Apache kafka is nothing but a distributed platform and highly scalable for below 1. Creating a real-time data streams 2. Processing a real-time data streams

For example, let us assume, you are sending a message in whatsapp in every minute.This message goes to kafka server. Similarly, same kafka server will receive the message from many people at every minute as well resulting a continuous data streams. So, bringing your message to kafka server is called as "Creating a real-time data streams".

Now, your message needs to send to the recipient within a second or at least within a minute. So, your have to create an application which listens kafka server continuously and process the real-time data streams as soon as it arrives in kafka server.So, bringing your message from kafka server to the recipient is called as "Processing a real-time data streams".

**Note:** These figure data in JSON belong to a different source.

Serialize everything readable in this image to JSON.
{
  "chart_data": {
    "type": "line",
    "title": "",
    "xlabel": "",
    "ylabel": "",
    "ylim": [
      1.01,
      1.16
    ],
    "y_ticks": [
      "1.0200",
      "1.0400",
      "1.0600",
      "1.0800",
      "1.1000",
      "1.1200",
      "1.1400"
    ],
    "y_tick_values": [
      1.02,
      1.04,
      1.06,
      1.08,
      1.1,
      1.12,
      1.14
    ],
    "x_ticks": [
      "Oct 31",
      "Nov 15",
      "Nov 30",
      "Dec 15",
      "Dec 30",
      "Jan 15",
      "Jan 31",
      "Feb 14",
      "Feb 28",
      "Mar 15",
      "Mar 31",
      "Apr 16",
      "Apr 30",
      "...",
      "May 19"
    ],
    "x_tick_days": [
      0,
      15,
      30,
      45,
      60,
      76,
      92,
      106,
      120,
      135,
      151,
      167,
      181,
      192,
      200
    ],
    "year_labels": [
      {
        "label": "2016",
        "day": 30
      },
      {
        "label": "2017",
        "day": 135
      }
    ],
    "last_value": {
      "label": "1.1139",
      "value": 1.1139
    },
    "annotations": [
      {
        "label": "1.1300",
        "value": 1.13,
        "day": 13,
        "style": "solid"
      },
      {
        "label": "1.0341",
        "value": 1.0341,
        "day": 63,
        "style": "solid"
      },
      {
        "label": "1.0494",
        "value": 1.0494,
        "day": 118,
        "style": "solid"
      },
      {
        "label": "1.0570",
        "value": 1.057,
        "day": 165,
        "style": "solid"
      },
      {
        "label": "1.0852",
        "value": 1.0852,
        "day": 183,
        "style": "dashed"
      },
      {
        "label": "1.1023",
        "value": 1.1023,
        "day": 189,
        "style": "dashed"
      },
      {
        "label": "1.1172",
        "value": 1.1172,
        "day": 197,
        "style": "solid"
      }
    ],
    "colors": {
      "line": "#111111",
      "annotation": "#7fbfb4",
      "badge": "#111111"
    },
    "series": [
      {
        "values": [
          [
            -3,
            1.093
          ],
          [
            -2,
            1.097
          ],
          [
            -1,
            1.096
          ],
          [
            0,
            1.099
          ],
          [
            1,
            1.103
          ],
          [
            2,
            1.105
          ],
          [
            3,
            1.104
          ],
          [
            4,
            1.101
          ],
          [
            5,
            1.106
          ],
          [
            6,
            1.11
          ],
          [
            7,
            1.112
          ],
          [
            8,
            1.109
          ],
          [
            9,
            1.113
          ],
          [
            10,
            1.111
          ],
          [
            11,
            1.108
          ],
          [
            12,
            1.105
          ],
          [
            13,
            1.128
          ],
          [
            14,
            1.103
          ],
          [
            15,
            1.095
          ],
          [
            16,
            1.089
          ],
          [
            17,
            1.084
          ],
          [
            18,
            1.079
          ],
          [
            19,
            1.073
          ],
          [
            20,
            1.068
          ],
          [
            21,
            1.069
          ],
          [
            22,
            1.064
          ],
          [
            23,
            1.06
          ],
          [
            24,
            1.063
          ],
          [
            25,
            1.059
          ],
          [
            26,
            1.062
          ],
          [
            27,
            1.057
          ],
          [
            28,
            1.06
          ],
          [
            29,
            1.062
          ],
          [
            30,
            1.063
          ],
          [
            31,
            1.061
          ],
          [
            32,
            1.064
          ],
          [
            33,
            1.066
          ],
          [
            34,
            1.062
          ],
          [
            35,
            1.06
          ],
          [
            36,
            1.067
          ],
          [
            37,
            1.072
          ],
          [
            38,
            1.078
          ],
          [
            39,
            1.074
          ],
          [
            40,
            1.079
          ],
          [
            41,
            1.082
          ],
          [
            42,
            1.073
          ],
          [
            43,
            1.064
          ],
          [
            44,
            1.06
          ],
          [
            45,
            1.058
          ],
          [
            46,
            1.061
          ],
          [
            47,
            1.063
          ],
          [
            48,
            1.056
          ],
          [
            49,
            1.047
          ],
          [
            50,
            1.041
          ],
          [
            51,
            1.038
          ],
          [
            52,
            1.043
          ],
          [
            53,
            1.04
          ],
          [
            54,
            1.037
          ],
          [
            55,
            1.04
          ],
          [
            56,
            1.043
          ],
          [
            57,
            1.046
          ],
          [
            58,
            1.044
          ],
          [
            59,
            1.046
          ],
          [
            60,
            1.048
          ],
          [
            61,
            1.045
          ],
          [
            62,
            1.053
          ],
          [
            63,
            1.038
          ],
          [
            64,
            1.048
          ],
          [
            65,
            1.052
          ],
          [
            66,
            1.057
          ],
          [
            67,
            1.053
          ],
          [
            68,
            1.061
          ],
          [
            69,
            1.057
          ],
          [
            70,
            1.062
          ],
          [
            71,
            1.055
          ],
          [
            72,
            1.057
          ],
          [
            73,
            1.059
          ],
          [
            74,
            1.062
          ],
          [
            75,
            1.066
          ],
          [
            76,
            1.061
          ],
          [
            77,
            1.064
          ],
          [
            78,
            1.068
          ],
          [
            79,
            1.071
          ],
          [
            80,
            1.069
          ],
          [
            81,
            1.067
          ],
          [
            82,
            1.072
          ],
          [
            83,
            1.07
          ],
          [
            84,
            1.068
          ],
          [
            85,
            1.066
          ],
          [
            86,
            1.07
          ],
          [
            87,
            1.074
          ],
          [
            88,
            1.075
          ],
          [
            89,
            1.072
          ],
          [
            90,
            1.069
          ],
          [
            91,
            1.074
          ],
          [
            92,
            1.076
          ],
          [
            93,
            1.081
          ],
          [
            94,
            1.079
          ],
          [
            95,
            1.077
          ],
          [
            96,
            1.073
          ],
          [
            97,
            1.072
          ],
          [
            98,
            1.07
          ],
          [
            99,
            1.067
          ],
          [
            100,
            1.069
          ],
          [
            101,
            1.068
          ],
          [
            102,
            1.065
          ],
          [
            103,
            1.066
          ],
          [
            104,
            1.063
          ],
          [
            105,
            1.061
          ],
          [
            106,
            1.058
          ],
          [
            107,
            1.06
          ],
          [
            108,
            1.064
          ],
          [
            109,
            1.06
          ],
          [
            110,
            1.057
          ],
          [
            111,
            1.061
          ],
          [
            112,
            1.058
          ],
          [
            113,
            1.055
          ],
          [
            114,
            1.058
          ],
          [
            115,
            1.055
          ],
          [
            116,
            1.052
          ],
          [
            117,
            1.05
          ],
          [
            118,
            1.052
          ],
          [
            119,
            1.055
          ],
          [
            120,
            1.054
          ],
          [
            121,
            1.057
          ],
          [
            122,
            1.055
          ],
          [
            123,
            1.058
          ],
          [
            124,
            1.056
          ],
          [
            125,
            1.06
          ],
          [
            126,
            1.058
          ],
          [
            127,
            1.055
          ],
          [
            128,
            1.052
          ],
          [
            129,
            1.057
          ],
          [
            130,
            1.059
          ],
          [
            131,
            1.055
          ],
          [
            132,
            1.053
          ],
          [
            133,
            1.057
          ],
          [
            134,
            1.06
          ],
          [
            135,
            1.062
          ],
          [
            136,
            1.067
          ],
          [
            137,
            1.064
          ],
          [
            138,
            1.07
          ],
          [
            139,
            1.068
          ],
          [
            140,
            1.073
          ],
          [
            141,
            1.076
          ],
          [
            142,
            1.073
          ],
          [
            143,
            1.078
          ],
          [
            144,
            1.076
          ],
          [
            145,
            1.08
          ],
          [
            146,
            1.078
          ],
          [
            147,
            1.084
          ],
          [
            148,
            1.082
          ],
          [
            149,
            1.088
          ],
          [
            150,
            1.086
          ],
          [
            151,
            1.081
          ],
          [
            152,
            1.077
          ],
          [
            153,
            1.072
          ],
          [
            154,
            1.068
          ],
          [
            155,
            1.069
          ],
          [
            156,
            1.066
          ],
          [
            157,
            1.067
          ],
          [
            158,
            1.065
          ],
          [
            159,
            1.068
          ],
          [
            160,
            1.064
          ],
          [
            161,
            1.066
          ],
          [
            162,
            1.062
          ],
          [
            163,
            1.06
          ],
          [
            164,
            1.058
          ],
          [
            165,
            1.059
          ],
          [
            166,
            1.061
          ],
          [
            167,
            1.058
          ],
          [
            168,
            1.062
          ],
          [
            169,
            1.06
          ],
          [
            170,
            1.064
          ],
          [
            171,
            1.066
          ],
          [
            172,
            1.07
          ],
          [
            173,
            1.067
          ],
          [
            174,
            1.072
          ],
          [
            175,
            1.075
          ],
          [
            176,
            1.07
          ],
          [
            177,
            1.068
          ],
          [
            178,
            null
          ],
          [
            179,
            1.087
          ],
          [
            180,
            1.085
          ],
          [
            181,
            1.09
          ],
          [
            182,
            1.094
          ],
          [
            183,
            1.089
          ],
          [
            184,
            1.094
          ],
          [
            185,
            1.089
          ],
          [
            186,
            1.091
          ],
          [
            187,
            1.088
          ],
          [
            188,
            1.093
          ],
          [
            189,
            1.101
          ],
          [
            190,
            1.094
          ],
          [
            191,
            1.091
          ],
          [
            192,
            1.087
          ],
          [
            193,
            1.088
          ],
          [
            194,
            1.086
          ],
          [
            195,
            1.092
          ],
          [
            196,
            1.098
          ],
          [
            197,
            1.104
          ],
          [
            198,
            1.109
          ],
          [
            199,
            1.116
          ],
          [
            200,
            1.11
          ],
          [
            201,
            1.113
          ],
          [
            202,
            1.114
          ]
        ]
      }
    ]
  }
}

In the above example, you are the publisher, your recipient is the consumer and kafka server is a broker.

Kafka Architecture

kaf_1

Kafka Components

  1. Kafka Broker - This is a kafka server
  2. Kafka Client - This is a publisher and consumer
  3. Kafka Connect - This helps the data integration
  4. Kafka Streams - This helps to create real-time stream processing
  5. KSQL - This helps kafka become to database.

Kafka Core Concepts

1. Producer:

It is an application to produce the data (message) and send it to kafka server. The data may have different structure, schema. However, kafka server consider the data as an array of bytes. Assume if you have database having 10 rows, and your application reads those 10 rows and send each row as a message to kafka server, so totally 10 messages to the server.

2. Consumer:

It is an application to receive the data (message) from kafka server. Consumer can request the data to kafka server from any producer as long as they have required permission to the producer. Consumer requests the data continuously as long as kafka server provides the data. Consumer application uses the message however it wants.

kaf_2

3. Broker:

This is nothing but a kafka server. This is called broker because it is place in between producer and consumer and acts as mediator. Producers and Consumers DO NOT interact directly. They use kafka server as a broker to exchange the message.

4. Cluster:

It is a group of computers acting for common goal. Each computer instance runs one instance of kafka broker.

5. Topic:

It is part of kafka server (broker). One Kafka broker may have many topics and each topic has unique data. It is unique name of the data streams. It is similar to table in database. Producer send the data to the specific topic and consumers read the data from the topic and process it as long as it has a read permission to that topic. Creating 'n' of topics is depends on architectural design.

6. Partitions:

It is a small portion of the topic. It can be any size (may be large storage or small storage). Number of partitions in a topic is also decided by architectural design.

7. Partitions Offset:

It is an unique id of a message in the partition. Unique ID is automatically assigned by kafka broker to every message as it arrives in the partition. This unique ID will NOT change once it is assigned. Unique ID starts from 0 for every message and it is local to that partitions.

8. Consumer Group:

It is nothing but a group of consumers to share the load.

NOTE

Kafka does NOT allow more than one consumer to read and process the data from the same partition simultaneously.